In aggiunta a questo, i contribuenti stanno anche sostenendo gli enormi costi dell’assistenza alle operazioni di “cambiamento” del sesso e alla fecondazione artificiale, ora entrata impropriamente nei LEA (Livelli Essenziali di Assistenza): per ogni ciclo di eterologa, poi, il Servizio Sanitario Nazionale spende in più almeno 2.400 euro per gli ovociti e 400 euro per gli spermatozoi. Poi c’è l’assistenza per le venditrici di ovuli, nel caso in cui sviluppassero il cancro o le altre conseguenze della sindrome da iperstimolazione ovarica, a causa delle bombe ormonali a cui sono state sottoposte, poi si dovranno risarcire i genitori se il bambino nascesse handicappato, si dovranno risarcire i genitori se venissero scambiate le provette (si veda ad esempio quanto è successo al Policlinico di Modena dove una coppia, una volta avvisata dello sbaglio, ha poi deciso di abortire e ha ottenuto 1.500.000 € di risarcimento).

Il paradosso è che, mentre si fanno sforzi ingenti e sperpero di denaro pubblico per produrre la vita artificialmente (con una percentuale di successo bassissima, tra il 10 e il 20%), non si permette di nascere a chi è già concepito.

Alle donne che rivendicano il diritto ad uccidere il proprio bambino gridando: “L’utero è mio” vorrei dire: “Se l’utero è tuo perché il tuo aborto lo vuoi far pagare a me? Perché mi vuoi rendere complice dei tuoi sbagli? Quando capirai che un bambino non è mai un errore ma un dono?”.

L’aborto è un omicidio e ho il diritto a non esserne complice.
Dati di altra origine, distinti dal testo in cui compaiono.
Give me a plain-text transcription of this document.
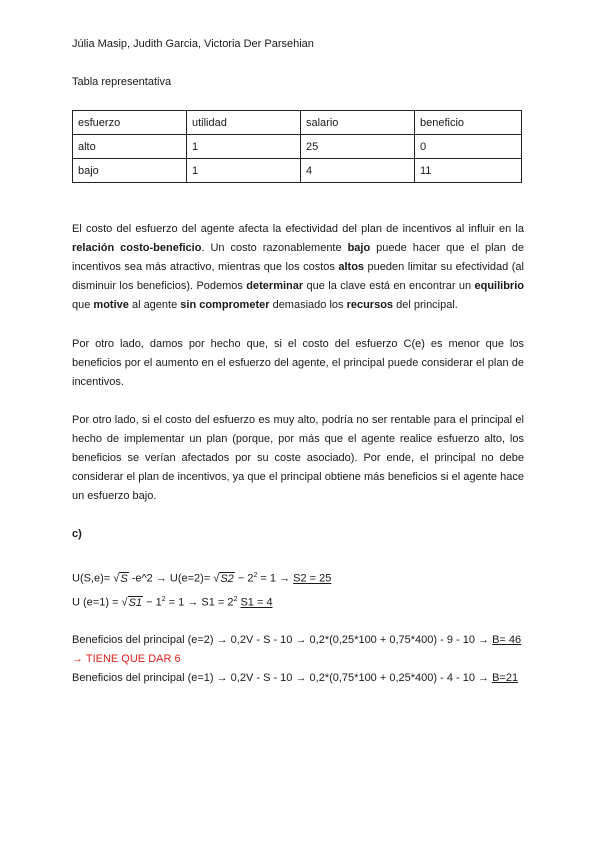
Júlia Masip, Judith Garcia, Victoria Der Parsehian
Tabla representativa
esfuerzo	utilidad	salario	beneficio
alto	1	25	0
bajo	1	4	11
El costo del esfuerzo del agente afecta la efectividad del plan de incentivos al influir en la relación costo-beneficio. Un costo razonablemente bajo puede hacer que el plan de incentivos sea más atractivo, mientras que los costos altos pueden limitar su efectividad (al disminuir los beneficios). Podemos determinar que la clave está en encontrar un equilibrio que motive al agente sin comprometer demasiado los recursos del principal.
Por otro lado, damos por hecho que, si el costo del esfuerzo C(e) es menor que los beneficios por el aumento en el esfuerzo del agente, el principal puede considerar el plan de incentivos.
Por otro lado, si el costo del esfuerzo es muy alto, podría no ser rentable para el principal el hecho de implementar un plan (porque, por más que el agente realice esfuerzo alto, los beneficios se verían afectados por su coste asociado). Por ende, el principal no debe considerar el plan de incentivos, ya que el principal obtiene más beneficios si el agente hace un esfuerzo bajo.
c)
U(S,e)= √S -e^2 → $U(e=2)= √S2 - 2^2 = 1 \to S2 = 25$
U $(e=1) = √S1 - 1^2 = 1 \to S1 = 2^2$ S1 = 4
Beneficios del principal (e=2) → 0,2V - S - 10 → 0,2*(0,25*100 + 0,75*400) - 9 - 10 → B= 46
→ TIENE QUE DAR 6
Beneficios del principal (e=1) → 0,2V - S - 10 → 0,2*(0,75*100 + 0,25*400) - 4 - 10 → B=21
Tutti noi siamo vivi oggi perché le nostre madri non ci hanno abortito. Che l’aborto sia un omicidio è una verità oggettiva, sperimentalmente verificabile da chiunque, basta osservare un’ecografia. Lo ha ribadito chiaramente anche l’ateo e anticlericale Christopher Hitchens, affermando che: “I passi in avanti della scienza, della medicina, dell’embriologia hanno evidenziato che un feto acquisisce caratteristiche umane prima di quanto eravamo abituati a pensare”.

Non si tratta di una questione religiosa. La scienza e la medicina confermano, senza ombra di dubbio, che la vita inizia al concepimento. Bastano gli occhi e la ragione per rendersi conto che con l’aborto si distrugge una vita che è già cominciata e che – come dimostrano tutti gli studi medici in materia – ha già una sua particolarissima autonomia, tanto che da interagire con la madre e provare una ricca gamma di sensazioni che la segneranno anche dopo la nascita.

E’ veramente sconsolante sentir ripetere ancora oggi che «solo la donna ha il diritto di decidere». È fin troppo facile rispondere a queste persone che anche loro furono embrioni, e che oggi non potrebbero dire quello che dicono se le loro madri avessero deciso che eliminarli era un «diritto».

E’ ora di finirla con simili ipocrisie: la posta in gioco non è solo la libertà della donna; è in gioco anche la libertà di continuare ad esistere di chi c’è già.

L’onestà intellettuale e l’evidenza della ragione, al di là di ogni personale convinzione  politica e religiosa, non possono che concordare con il pensiero di Christopher Hitchens, quando ha affermato: “Chiunque abbia visto un’ecografia o abbia speso un’ora su un manuale di embriologia sa che le emozioni non sono il fattore decisivo. Al fine di terminare una gravidanza, devi ridurre al silenzio un cuore che batte, spegnere un cervello che cresce e, al di là del metodo, rompere delle ossa e distruggere degli organi”.